In 1995, Quebec held a referendum on whether to secede from Canada. The vote was incredibly close, with 49.42% of Quebecers voting in favour of independence and 50.58% opposing it – a margin of just 1.16%. In the fallout from the referendum, Jacques Parizeau, the then premier of Quebec and a prominent leader of the pro-independence Parti Québécois, claimed that the referendum was lost due to “des votes ethniques” – “The Ethnic Vote.”
While Parizeau’s comments likely reflected a widespread frustration among the ethnic French population of Quebec, his remarks were widely condemned for drawing a distinction between the ethnic French population, “les Québécois de souche”, and the “other”. The irony of this backlash however is that Parizeau was correct. Polling suggests that while a significant majority of the ethnic Québécois supported independence, anglophones and allophones opposed it at a rate of 95%.
At the time of Parizeau’s comments, French speakers made up 80% of Quebec’s population. By 2021, this figure had fallen to 74%. During the same period of time, the proportion of anglophones and allophones grew from 25% to 28%. Likewise, support for Quebec’s independence has fallen to around 30%.
Since the British conquest in 1760, there have been concentrated efforts to preserve ethnic French culture and identity in Quebec, which evolved into a political movement for sovereignty in the 1960s. The tragedy of the failure of Quebec’s referendum in 1995 is that it appears to have precipitated a decline in French Canadian culture. A study by the Office Québécois de la Langue Française found a significant decline in the use of French among Quebecers. Among those aged 18 to 34, only 58% used French at work in 2023, down from 64% in 2010. The study also revealed that few Quebecers use French in their digital activities, and nearly a quarter of students from French high schools opt to attend English-language colleges.
If Parizeau’s assessment of the failed referendum campaign holds true, it seems that the aspiration of the Quebecois for independence is becoming increasingly intangible.

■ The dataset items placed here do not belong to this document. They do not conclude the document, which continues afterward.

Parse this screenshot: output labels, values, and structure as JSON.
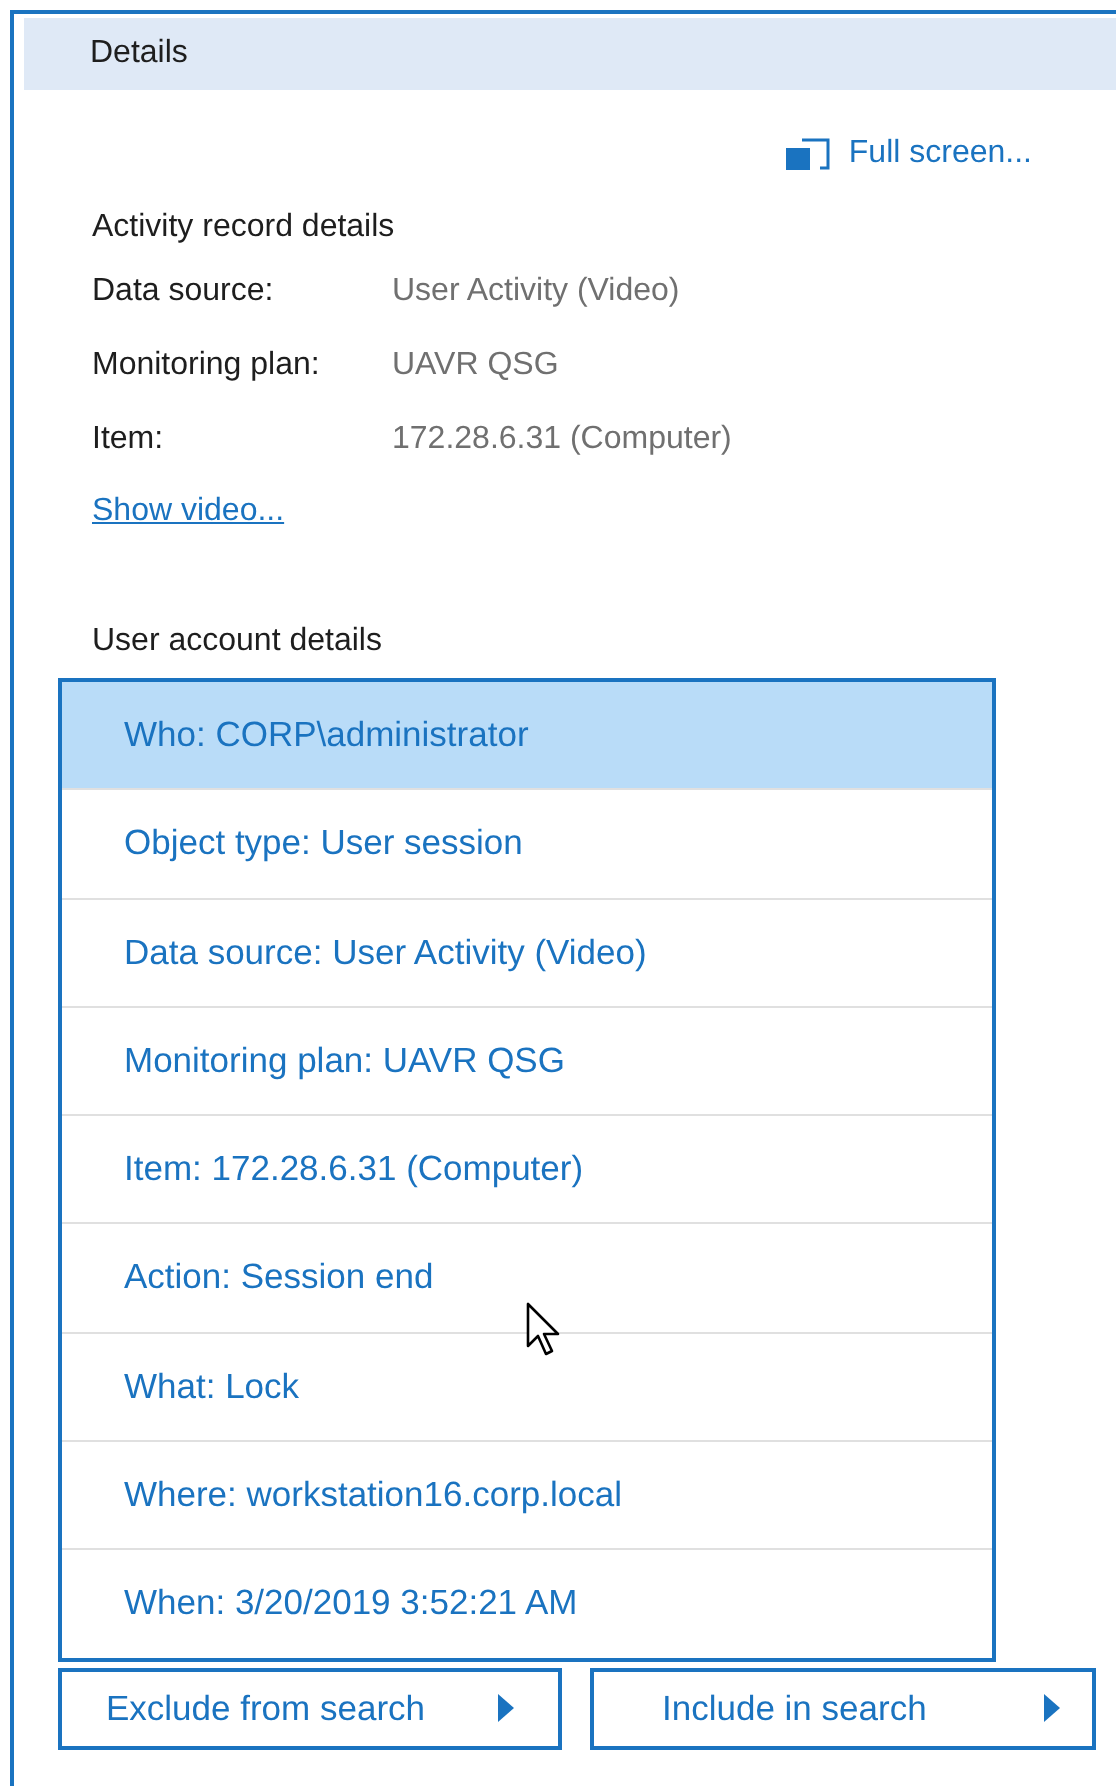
{
  "panel": {
    "title": "Details"
  },
  "full_screen_link": "Full screen...",
  "activity_section": {
    "heading": "Activity record details",
    "fields": [
      {
        "label": "Data source:",
        "value": "User Activity (Video)"
      },
      {
        "label": "Monitoring plan:",
        "value": "UAVR QSG"
      },
      {
        "label": "Item:",
        "value": "172.28.6.31 (Computer)"
      }
    ],
    "link": "Show video..."
  },
  "account_section": {
    "heading": "User account details",
    "items": [
      {
        "text": "Who: CORP\\administrator",
        "selected": true
      },
      {
        "text": "Object type: User session",
        "selected": false
      },
      {
        "text": "Data source: User Activity (Video)",
        "selected": false
      },
      {
        "text": "Monitoring plan: UAVR QSG",
        "selected": false
      },
      {
        "text": "Item: 172.28.6.31 (Computer)",
        "selected": false
      },
      {
        "text": "Action: Session end",
        "selected": false
      },
      {
        "text": "What: Lock",
        "selected": false
      },
      {
        "text": "Where: workstation16.corp.local",
        "selected": false
      },
      {
        "text": "When: 3/20/2019 3:52:21 AM",
        "selected": false
      }
    ]
  },
  "buttons": [
    "Exclude from search",
    "Include in search"
  ]
}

Perhaps, learning from the example of Quebec, in the run up to Scotland’s independence referendum a concerted effort was made to court the non-ethnic Scottish vote. Pro-independence campaigners set up groups such as ‘Scots Asians for Yes’, ‘English People for Scottish Independence’ and ‘EU Citizens for Independence’. In the lead up to voting day, Alex Salmon asserted ‘I’m absolutely confident that whatever else happens, the majority of Africans, the majority of Asians, the majority of people who come from a variety of Scotlands will vote yes to independence’ They didn’t.
While panel surveys conducted by the University of Edinburgh indicate that the ‘New Scot’ vote was more divided than that of their Quebecer counterparts, they still opposed independence at a higher rate than ‘Old Scots.’ The study found that 57% of New Scots were against independence, whereas polling at time suggested approximately 50% of those born in Scotland supported independence. Of the “New Scots” born in England, in particular, support for independence was as low as 20%.
In the case of Ireland, the numbers are more reflective of Quebec’s experience than Scotland’s more marginal difference. A 2020 LucidTalk poll found that 43% of natives supported Irish reunification, whereas only 19% of those born outside Britain and Ireland supported unity. The North of Ireland has experienced a comparably lower rate of inward migration in comparison to neighbouring jurisdictions, with migrants making up 6% of the total population. However, as demographics shift, and those that identify as Irish make up a larger section of the northern population, the migrant population will increasingly hold the balance in any future border poll – and they’re breaking heavily against unity.
The precedents of Quebec and Scotland should be particularly worrying for those of us in favour of Irish Unity. The case of Scotland shows that, even if you make a highly concerted effort, it’s harder to convince individuals with a migrant background of independence than it is to convince natives. Likewise, the example of Quebec shows that not only will this demographic problem become worse, but it has the potential to sap enthusiasm out of an independence campaign.
The tendency of individuals with a migrant background to vote against independence referenda is likely driven by an apathy to the emotional side of the debate, which results in a reluctance to embrace the risks associated with supporting independence. There is a parallel of this apathy towards national ambitions in the south as well, with diversity causing problems in terms of language revival. Earlier this month, Dr Matt Tracey, wrote in Gript that classroom diversity was causing a dramatic increase in Irish language exceptions.
Independence campaigners should consider that since migrant groups first came from Scotland and England to the North of Ireland in 1606, over the interceding 400 years, we have not convinced them of Irish Unity. Despite the new migrant populations in the North of Ireland expected to grow in the coming years, this week the Tánaiste has claimed that he doesn’t expect a border poll this decade. However, it might be too late in the next.